Seriously yours, Bollywood
Known for churning out escapist cinema, the gargantuan Hindi film industry is increasingly panning its camera towards scourges of modern times to deliver social messages in entertaining formats.
By Priyanka Khanna, IANS
After shedding its image as cinema for the masses and successfully attracting metro moviegoers to swank multiplexes, the Mumbai-based Hindi film trade is now dabbling in themes that touch the lives of urban audiences in particular, and going beyond candyfloss romances, NRI dramas or Hollywood-inspired thrillers and chillers.
For the first time ever, popular Bollywood stars will feature in a steady stream of films dealing with issues like HIV/AIDS, increasing materialism and sexual harassment at the work place.
The new phase seems to be here to stay, unlike previous sporadic attempts when popular stars would venture into art house productions to embellish their portfolios and establish themselves as actors.
"Phir Milenge", starring box-office darling Salman Khan along with Abhishek Bachchan and Shilpa Shetty and directed by actress-turned-filmmaker Revathy, which is slated for release Friday will be the first mainstream Hindi film to deal with the sensitive issue of HIV/AIDS.
The film is a love story between a singer (Salman) and an advertising professional (Shilpa). Abhishek plays a lawyer in the film. Revathy and Salman had worked together more than a decade ago in a film called "Love".
When no leading star was willing to be part of a film based on AIDS, Salman stepped in for old times sake and is said to have done the film, supported by UNAIDS, for free.

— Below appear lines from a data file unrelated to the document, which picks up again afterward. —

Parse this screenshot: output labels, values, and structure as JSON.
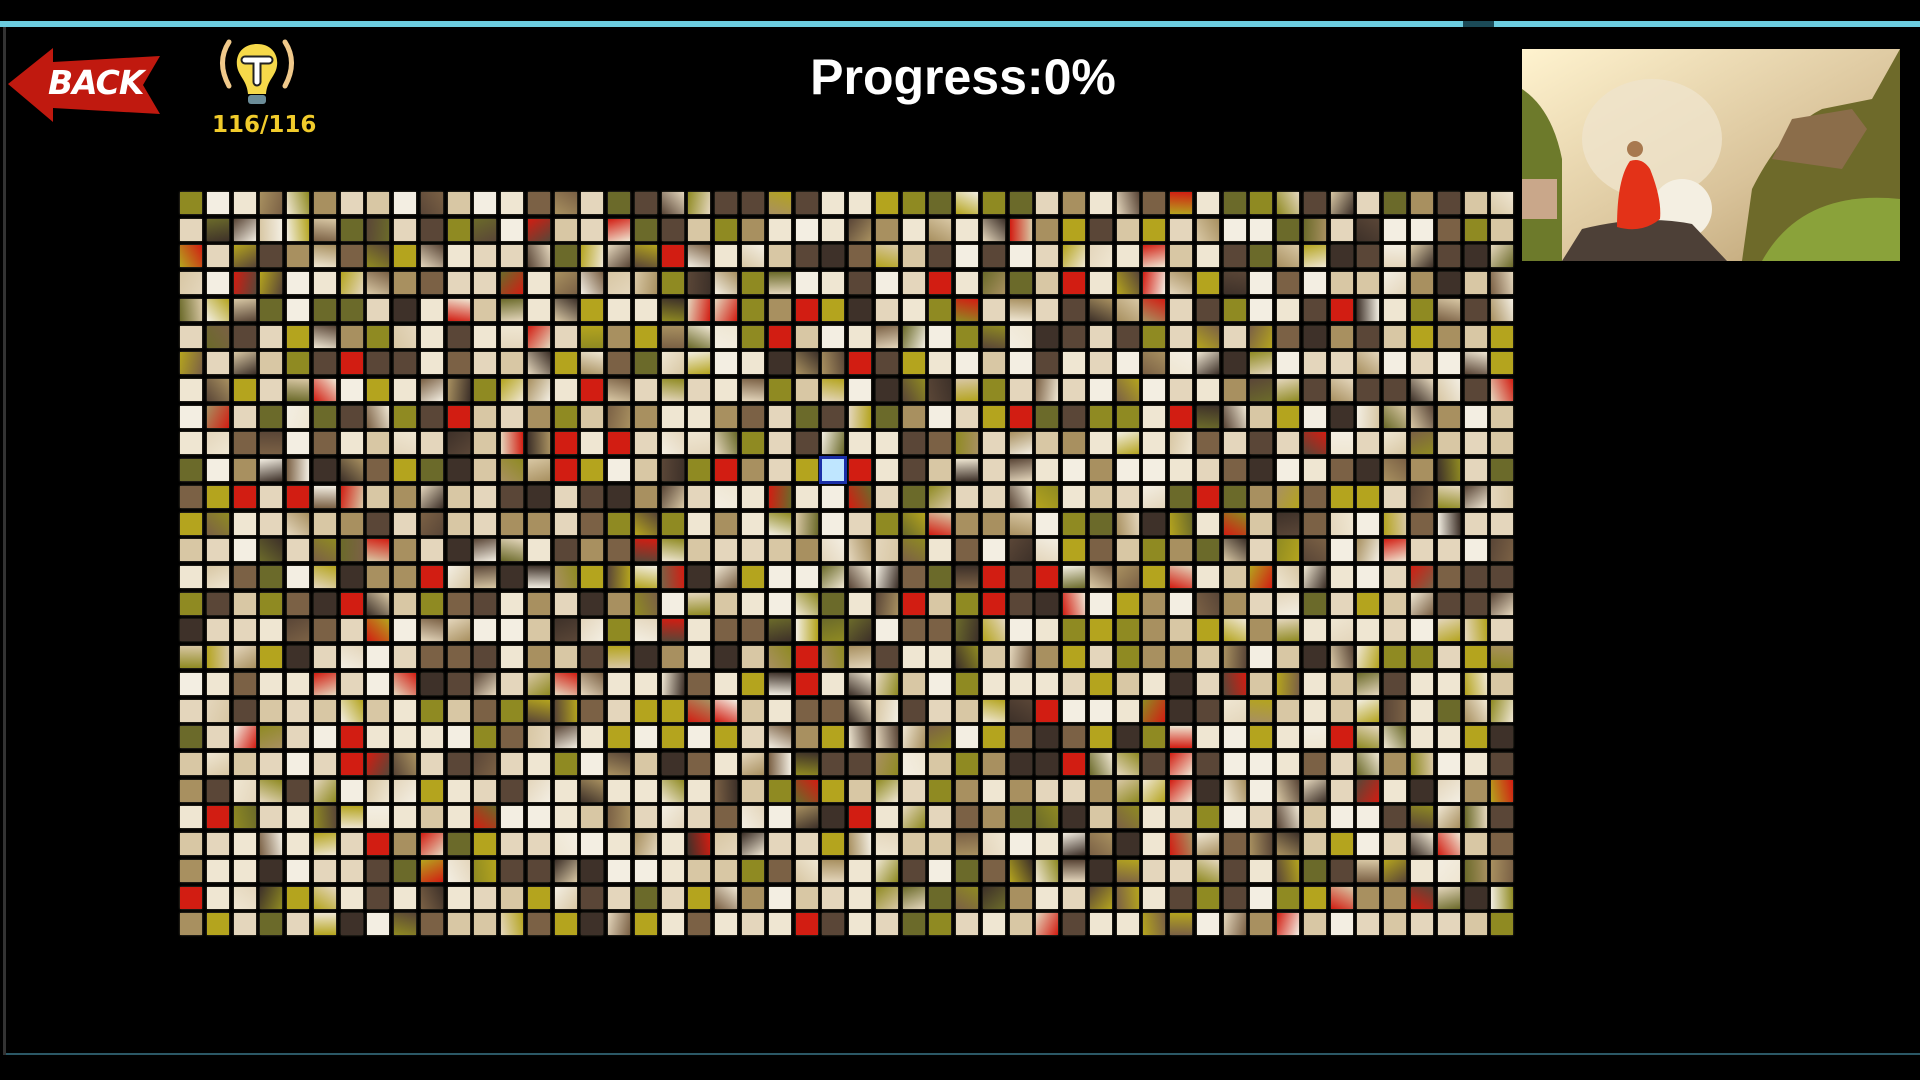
{
  "header": {
    "back_label": "BACK",
    "hint_count": "116/116",
    "progress_label": "Progress:0%"
  },
  "puzzle": {
    "columns": 50,
    "rows": 28,
    "progress_percent": 0,
    "selected_tile": {
      "column": 24,
      "row": 10
    },
    "colors": {
      "accent_bar": "#6ccde0",
      "back_arrow": "#c0190f",
      "hint_text": "#f1cb2b",
      "selected_tile": "#bfe6ff",
      "tile_palette": [
        "#e4d6bc",
        "#efe6d2",
        "#d8c7a4",
        "#5a4637",
        "#3e3129",
        "#b4a41e",
        "#8f8a22",
        "#6b6a2a",
        "#a89060",
        "#7b6145",
        "#d21d12",
        "#f3eee2"
      ]
    }
  },
  "preview": {
    "icon": "reference-image-monk-on-cliff"
  }
}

India has the second-largest concentration of HIV positive people, after sub-Saharan Africa, with an estimated 5.1 million cases. The potential of using cinema as a medium for creating social awareness is huge and it is hoped that the Salman-starrer will spread the message and at the same time stress the point for society to provide care and acceptance to HIV positive people.
Salman will not be the only major attraction of the film. Abhishek is also riding high on the popularity charts after raking in good reviews for his role in Mani Ratnam's "Yuva", in which he essayed a ruthless and materialistic youth.

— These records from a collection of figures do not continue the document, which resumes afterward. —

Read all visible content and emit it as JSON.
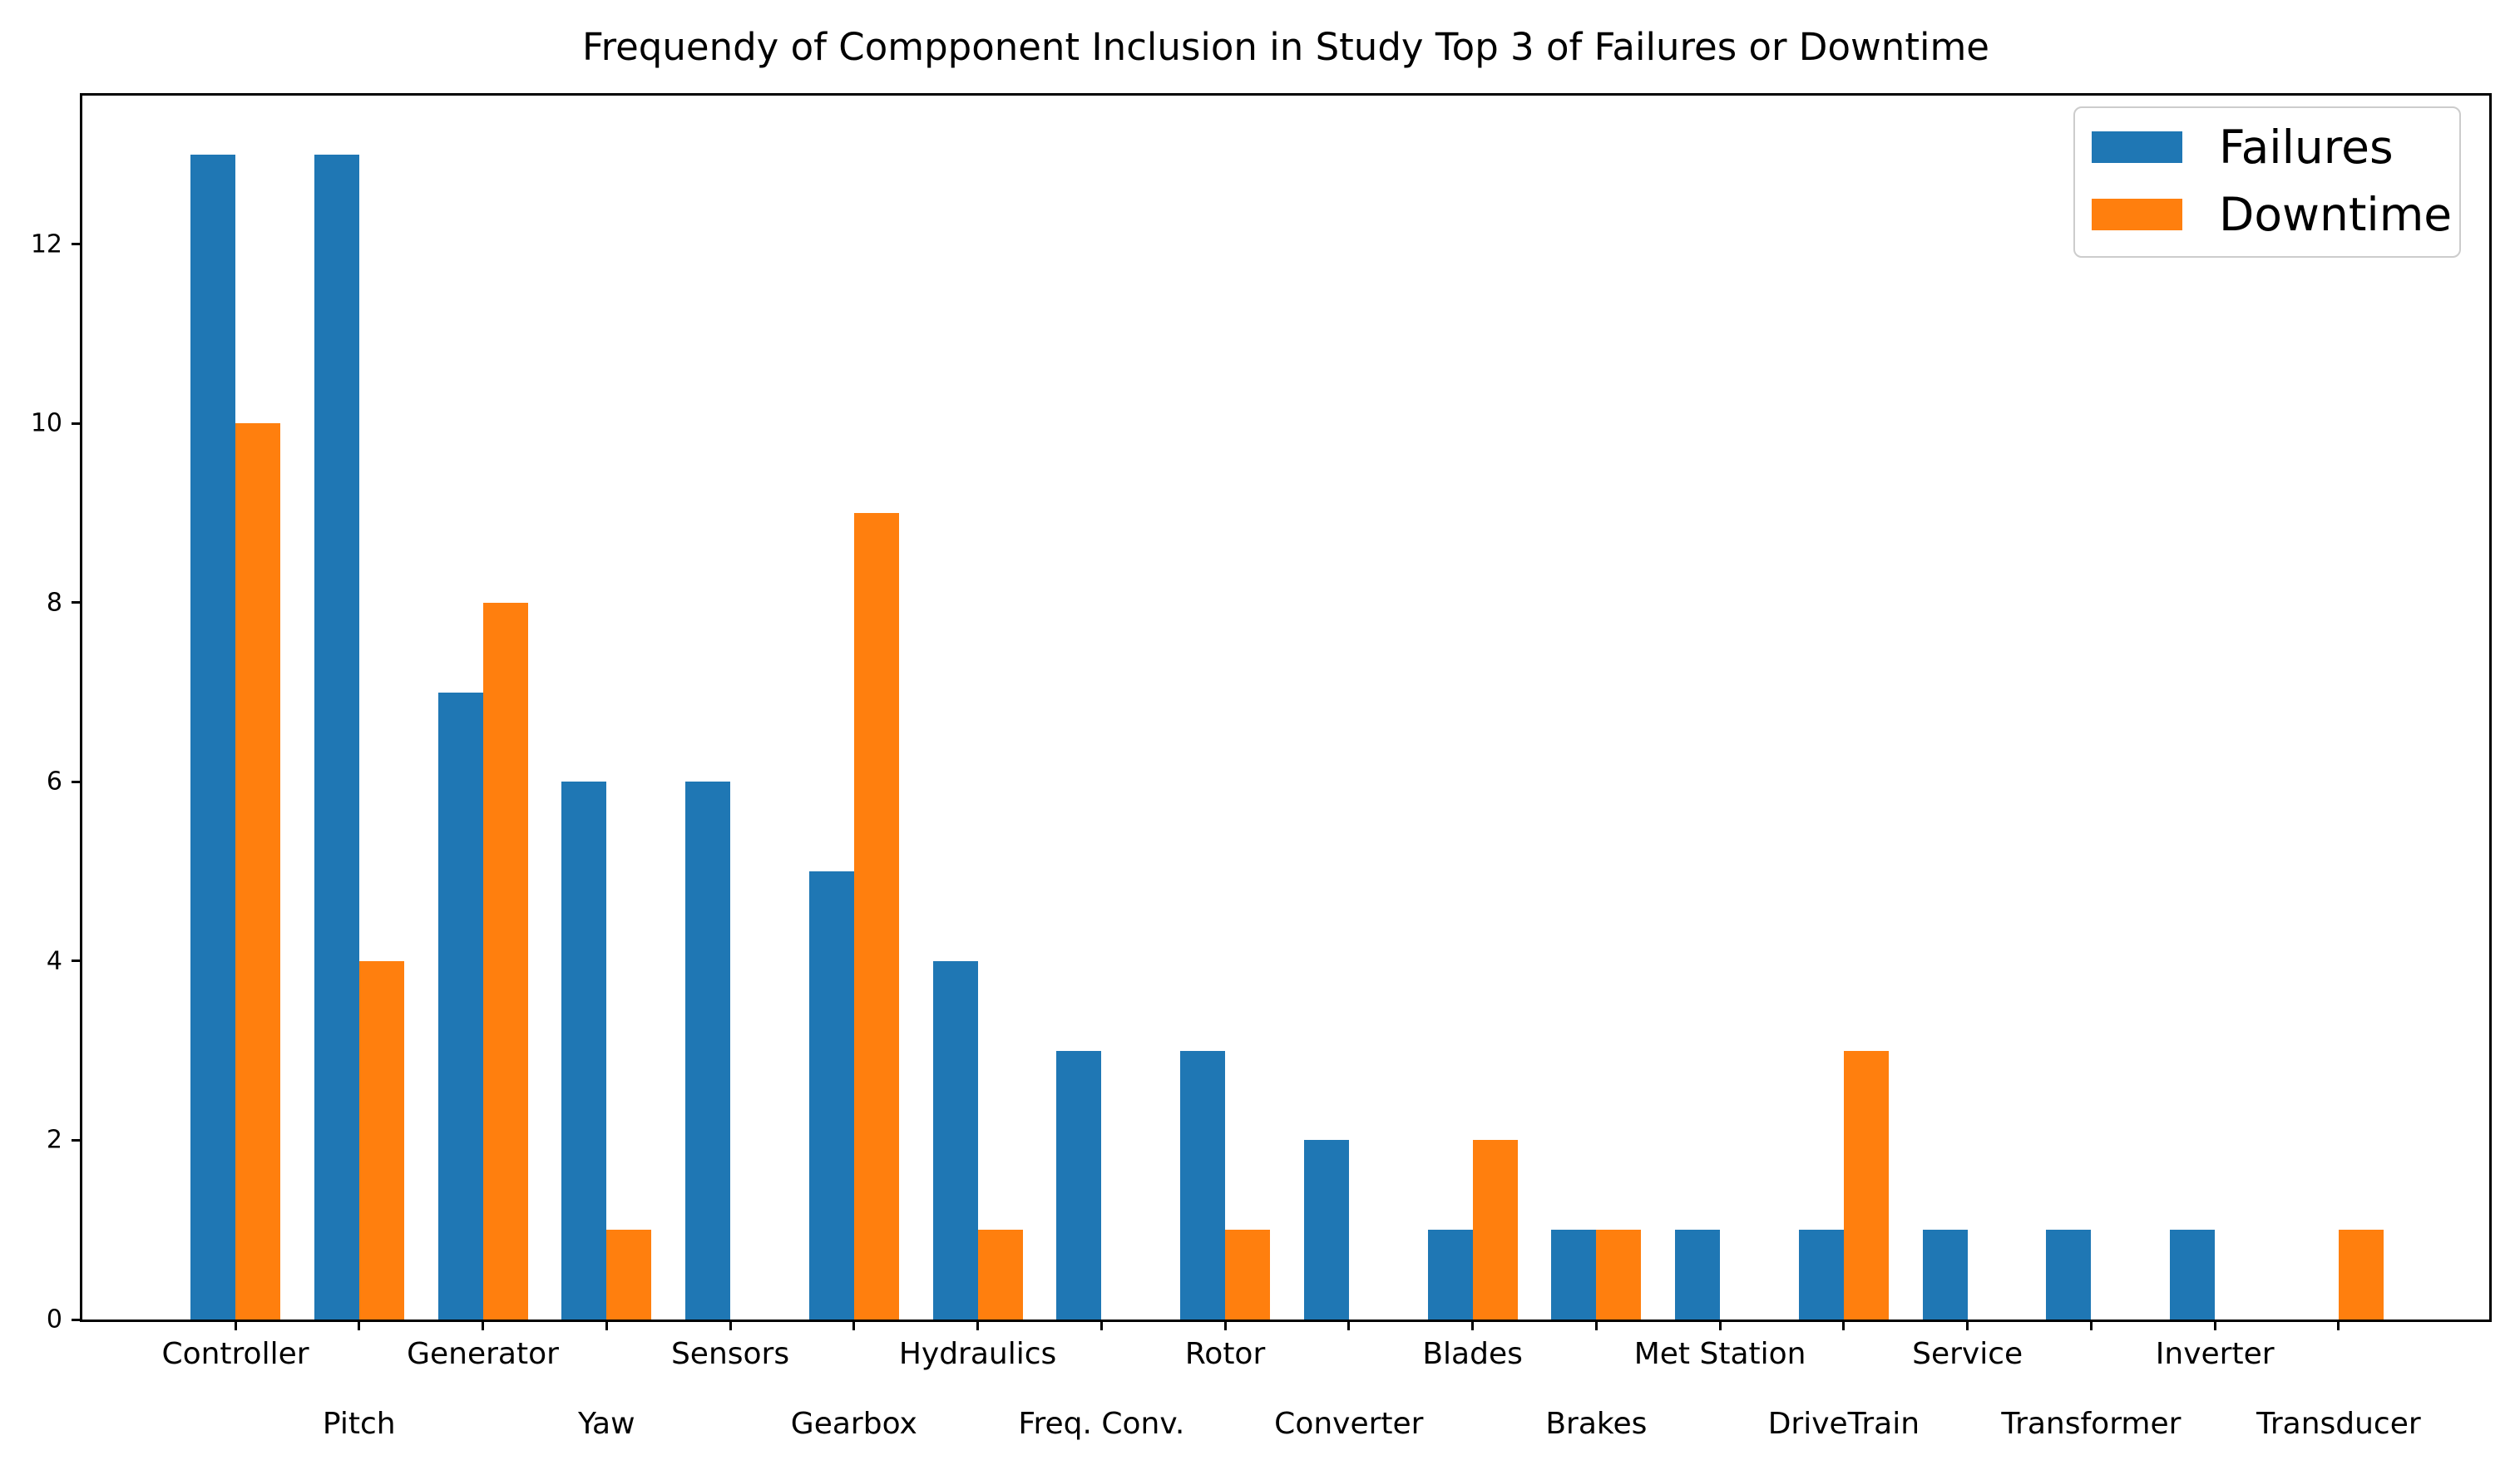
{
  "chart_data": {
    "type": "bar",
    "title": "Frequendy of Compponent Inclusion in Study Top 3 of Failures or Downtime",
    "categories": [
      "Controller",
      "Pitch",
      "Generator",
      "Yaw",
      "Sensors",
      "Gearbox",
      "Hydraulics",
      "Freq. Conv.",
      "Rotor",
      "Converter",
      "Blades",
      "Brakes",
      "Met Station",
      "DriveTrain",
      "Service",
      "Transformer",
      "Inverter",
      "Transducer"
    ],
    "series": [
      {
        "name": "Failures",
        "color": "#1f77b4",
        "values": [
          13,
          13,
          7,
          6,
          6,
          5,
          4,
          3,
          3,
          2,
          1,
          1,
          1,
          1,
          1,
          1,
          1,
          0
        ]
      },
      {
        "name": "Downtime",
        "color": "#ff7f0e",
        "values": [
          10,
          4,
          8,
          1,
          0,
          9,
          1,
          0,
          1,
          0,
          2,
          1,
          0,
          3,
          0,
          0,
          0,
          1
        ]
      }
    ],
    "xlabel": "",
    "ylabel": "",
    "ylim": [
      0,
      13.66
    ],
    "yticks": [
      0,
      2,
      4,
      6,
      8,
      10,
      12
    ],
    "grid": false,
    "legend_position": "upper right",
    "xtick_style": "staggered-two-rows",
    "axis_color": "#000000",
    "text_color": "#000000",
    "background_color": "#ffffff"
  }
}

"The multiplex audience is so huge and fickle that Bollywood will need to continuously invent and reinvent itself to keep them from taking to Hindi-dubbed Hollywood flicks," said a trade observer.

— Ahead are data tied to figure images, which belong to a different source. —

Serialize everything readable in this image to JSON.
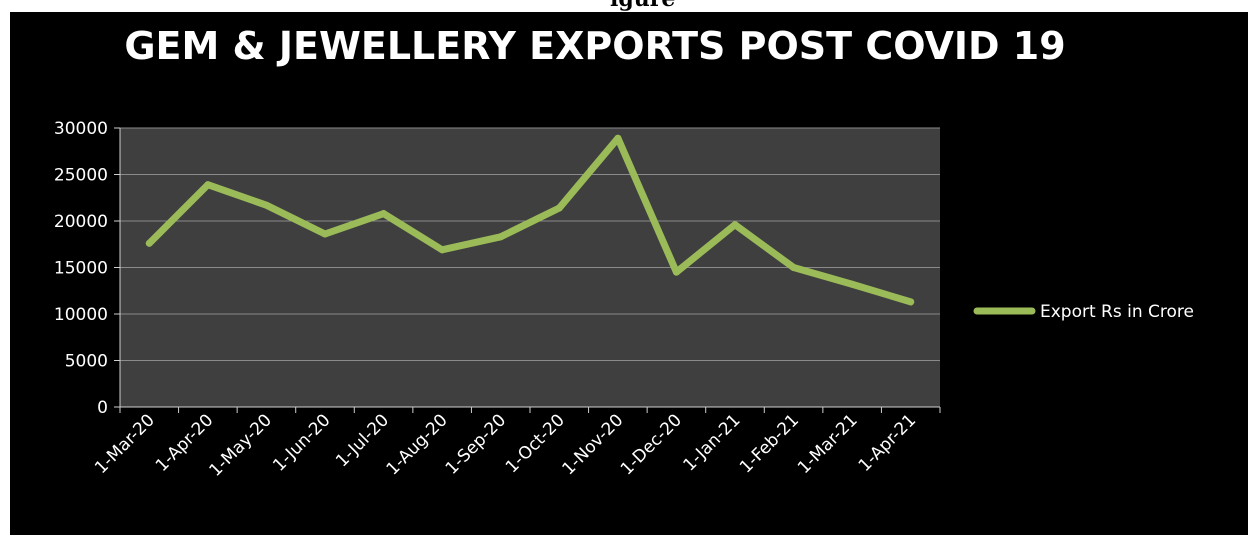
{
  "header_fragment": "igure",
  "chart_data": {
    "type": "line",
    "title": "GEM & JEWELLERY EXPORTS POST COVID 19",
    "xlabel": "",
    "ylabel": "",
    "ylim": [
      0,
      30000
    ],
    "y_ticks": [
      "0",
      "5000",
      "10000",
      "15000",
      "20000",
      "25000",
      "30000"
    ],
    "grid": true,
    "legend_position": "right",
    "categories": [
      "1-Mar-20",
      "1-Apr-20",
      "1-May-20",
      "1-Jun-20",
      "1-Jul-20",
      "1-Aug-20",
      "1-Sep-20",
      "1-Oct-20",
      "1-Nov-20",
      "1-Dec-20",
      "1-Jan-21",
      "1-Feb-21",
      "1-Mar-21",
      "1-Apr-21"
    ],
    "series": [
      {
        "name": "Export Rs in Crore",
        "color": "#9bbb59",
        "values": [
          17600,
          23900,
          21700,
          18600,
          20800,
          16900,
          18300,
          21400,
          28900,
          14500,
          19600,
          15000,
          13200,
          11300
        ]
      }
    ]
  }
}
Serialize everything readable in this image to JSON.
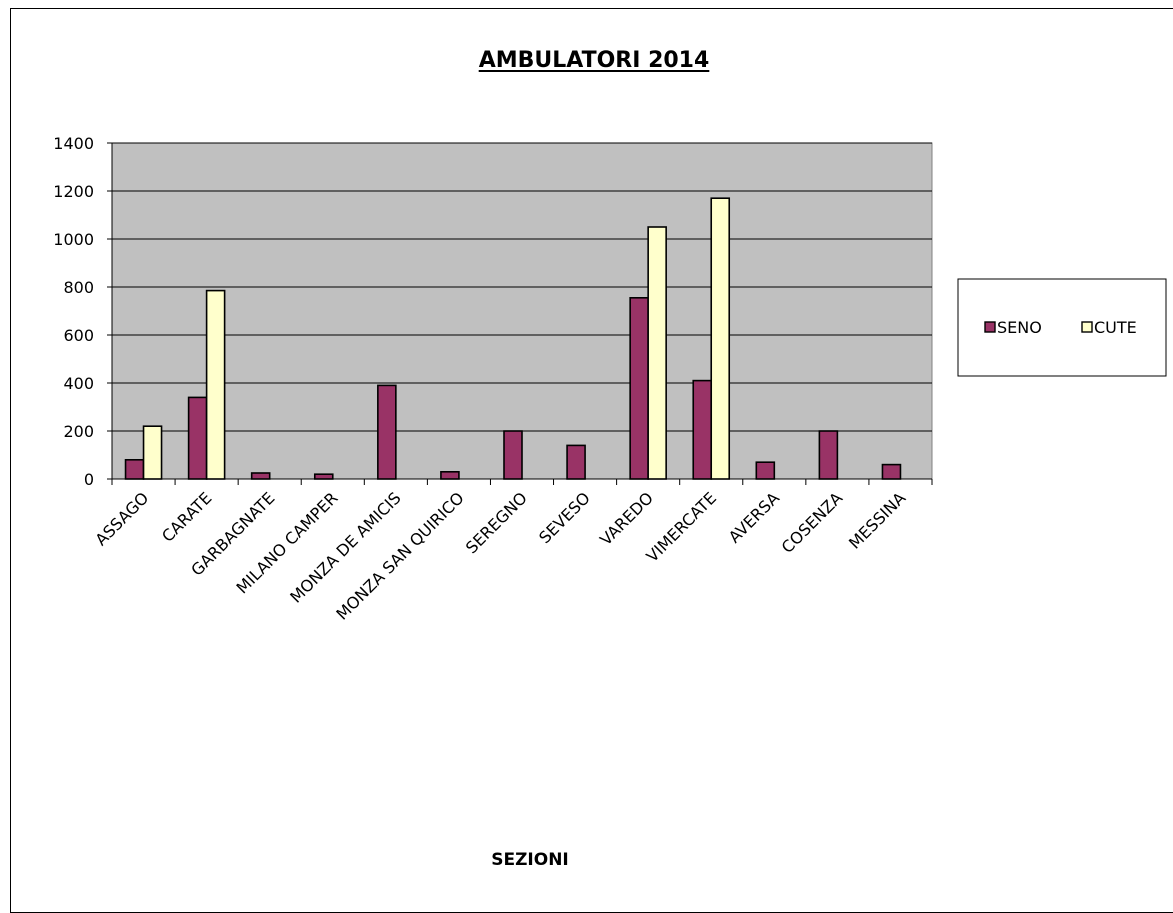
{
  "chart_data": {
    "type": "bar",
    "title": "AMBULATORI  2014",
    "xlabel": "SEZIONI",
    "ylabel": "",
    "ylim": [
      0,
      1400
    ],
    "yticks": [
      0,
      200,
      400,
      600,
      800,
      1000,
      1200,
      1400
    ],
    "categories": [
      "ASSAGO",
      "CARATE",
      "GARBAGNATE",
      "MILANO CAMPER",
      "MONZA DE AMICIS",
      "MONZA SAN QUIRICO",
      "SEREGNO",
      "SEVESO",
      "VAREDO",
      "VIMERCATE",
      "AVERSA",
      "COSENZA",
      "MESSINA"
    ],
    "series": [
      {
        "name": "SENO",
        "color": "#993366",
        "values": [
          80,
          340,
          25,
          20,
          390,
          30,
          200,
          140,
          755,
          410,
          70,
          200,
          60
        ]
      },
      {
        "name": "CUTE",
        "color": "#ffffcc",
        "values": [
          220,
          785,
          0,
          0,
          0,
          0,
          0,
          0,
          1050,
          1170,
          0,
          0,
          0
        ]
      }
    ],
    "grid": true,
    "plot_background": "#c0c0c0",
    "legend_position": "right"
  }
}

Already, another film based on HIV/AIDS has been launched. "My Brother Nikhil" has Sanjay Suri playing the lead while Juhi Chawla will be another star attraction.
It is hoped that a long-forgotten film based on the same subject, "Ek Alag Mausam", which starred critically acclaimed female actor Nandita Das, would get a new lease of life. The film was financed by an NGO and has been gathering dust for want of distributor interest.
Bollywood films with social messages have not done well on the marquees. However, films with all-star casts and high-emotional content may change all that.
To promote "Phir Milenge" and support the cause of victims of HIV/AIDS, Salman walked the ramp in a charity show called "Walk of Life" at Mumbai. The actor and many other movers and shakers shared the ramp with AIDS infected children.
Another big-budget film that will tackle an issue plaguing modern India on a mega canvas is "Aetraaz" that is slated for release soon. The film is a courtroom drama in which a wife fights an intense battle for her husband who is accused of sexual harassment by his female boss a-la "Indecent Exposure."
The male lead is Akshay Kumar, while Kareena Kapoor and Priyanka Chopra are the leading ladies of this Abbas-Mustan production.